Friday, August 28, 2009

Found In Sound: 08.28.09


The first time I read a Martin Amis book, I was in graduate school, and I hated it. The Information, to me, seemed too, well...British. I envisioned the writer of this book to be a snobby, overly-refined, overly-intelligent prick I would want to punch in the face after five minutes in his company. I finished the book, couldn't revise my opinion of the man, and forgot about him.

Since that time (more than a decade has passed), I have enjoyed the work of several different British authors whose tone and manner are somewhat similar to Amis (Ian McEwan and JG Ballard come to mind), so last summer I decided to give Amis another chance. After devouring London Fields over the course of a couple days, I was certainly glad I'd made amends. Age, patience...who knows what made me more tolerant of Amis's style, but I found London Fields to be funny, challenging, and basically brilliant.

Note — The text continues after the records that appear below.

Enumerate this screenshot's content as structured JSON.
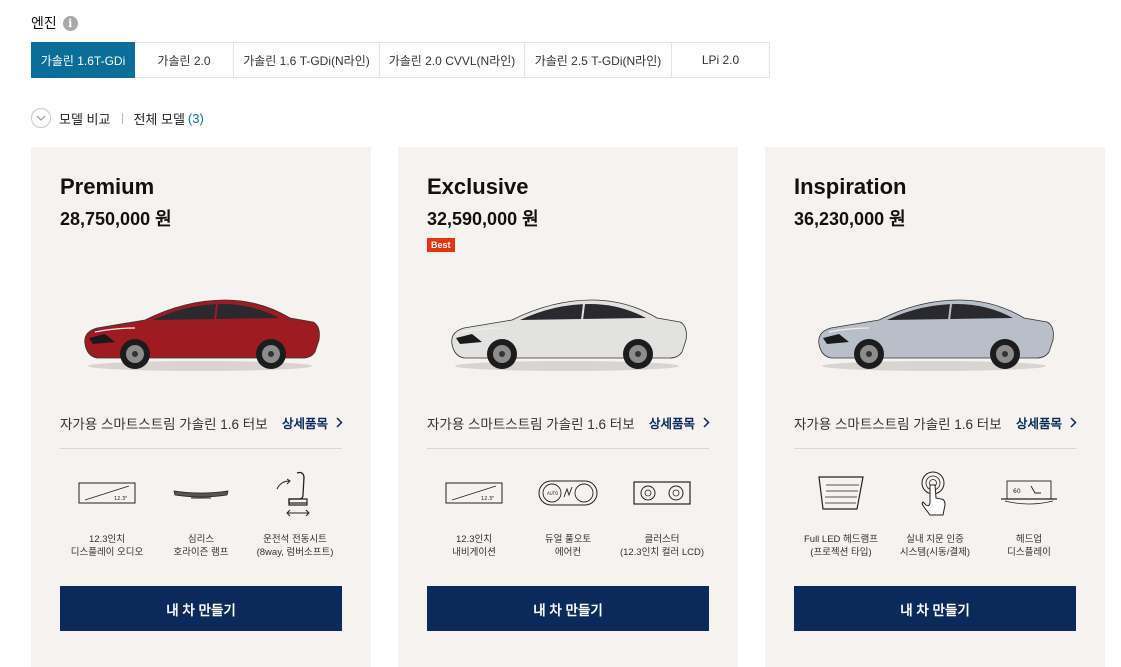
{
  "engine": {
    "label": "엔진",
    "info_icon": "i"
  },
  "tabs": [
    {
      "label": "가솔린 1.6T-GDi",
      "active": true
    },
    {
      "label": "가솔린 2.0",
      "active": false
    },
    {
      "label": "가솔린 1.6 T-GDi(N라인)",
      "active": false
    },
    {
      "label": "가솔린 2.0 CVVL(N라인)",
      "active": false
    },
    {
      "label": "가솔린 2.5 T-GDi(N라인)",
      "active": false
    },
    {
      "label": "LPi 2.0",
      "active": false
    }
  ],
  "compare": {
    "label": "모델 비교",
    "all_models": "전체 모델",
    "count": "(3)"
  },
  "colors": {
    "accent": "#0a6e9a",
    "navy": "#0b2a5b",
    "best": "#e63312",
    "card_bg": "#f5f2f0"
  },
  "cards": [
    {
      "name": "Premium",
      "price": "28,750,000 원",
      "badge": "",
      "car_color": "#9e1b22",
      "desc": "자가용 스마트스트림 가솔린 1.6 터보",
      "detail": "상세품목",
      "features": [
        {
          "icon": "display-icon",
          "label": "12.3인치\n디스플레이 오디오"
        },
        {
          "icon": "horizon-lamp-icon",
          "label": "심리스\n호라이즌 램프"
        },
        {
          "icon": "power-seat-icon",
          "label": "운전석 전동시트\n(8way, 럼버소프트)"
        }
      ],
      "build": "내 차 만들기"
    },
    {
      "name": "Exclusive",
      "price": "32,590,000 원",
      "badge": "Best",
      "car_color": "#e2e2e0",
      "desc": "자가용 스마트스트림 가솔린 1.6 터보",
      "detail": "상세품목",
      "features": [
        {
          "icon": "navigation-display-icon",
          "label": "12.3인치\n내비게이션"
        },
        {
          "icon": "dual-aircon-icon",
          "label": "듀얼 풀오토\n에어컨"
        },
        {
          "icon": "cluster-icon",
          "label": "클러스터\n(12.3인치 컬러 LCD)"
        }
      ],
      "build": "내 차 만들기"
    },
    {
      "name": "Inspiration",
      "price": "36,230,000 원",
      "badge": "",
      "car_color": "#b9bfc9",
      "desc": "자가용 스마트스트림 가솔린 1.6 터보",
      "detail": "상세품목",
      "features": [
        {
          "icon": "led-headlamp-icon",
          "label": "Full LED 헤드램프\n(프로젝션 타입)"
        },
        {
          "icon": "fingerprint-icon",
          "label": "실내 지문 인증\n시스템(시동/결제)"
        },
        {
          "icon": "hud-icon",
          "label": "헤드업\n디스플레이"
        }
      ],
      "build": "내 차 만들기"
    }
  ]
}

Since that time I've gone on to read quite a few of his books, including, in my mind, the penultimate Amis novel Money, as well as Dead Babies, House of Meetings, The Second Plane (essays about 9/11 and the Islamic Fundamentalists), and the brilliant novel Time's Arrow. After reading that book (and being sincerely blown away), I decided to pick up his memoir, Experience.

Most people who are into these kinds of things already know that Martin Amis's father was Kingsley Amis (SIR Kingsley Amis, thank you very much), the great comic novelist and author of Lucky Jim. Much of Amis's memoir deals with his relationship with his father, how he grew up under the literary tutelage of a great and acclaimed novelist and poet, how it affected his tastes and morals, as well as his development as an artist. Martin's relationship with his father sounds to me to be typically, um...English (there we are again); fairly loving but repressed, sometimes contentious, often revolving around alcohol, subject to the successes of both father and son.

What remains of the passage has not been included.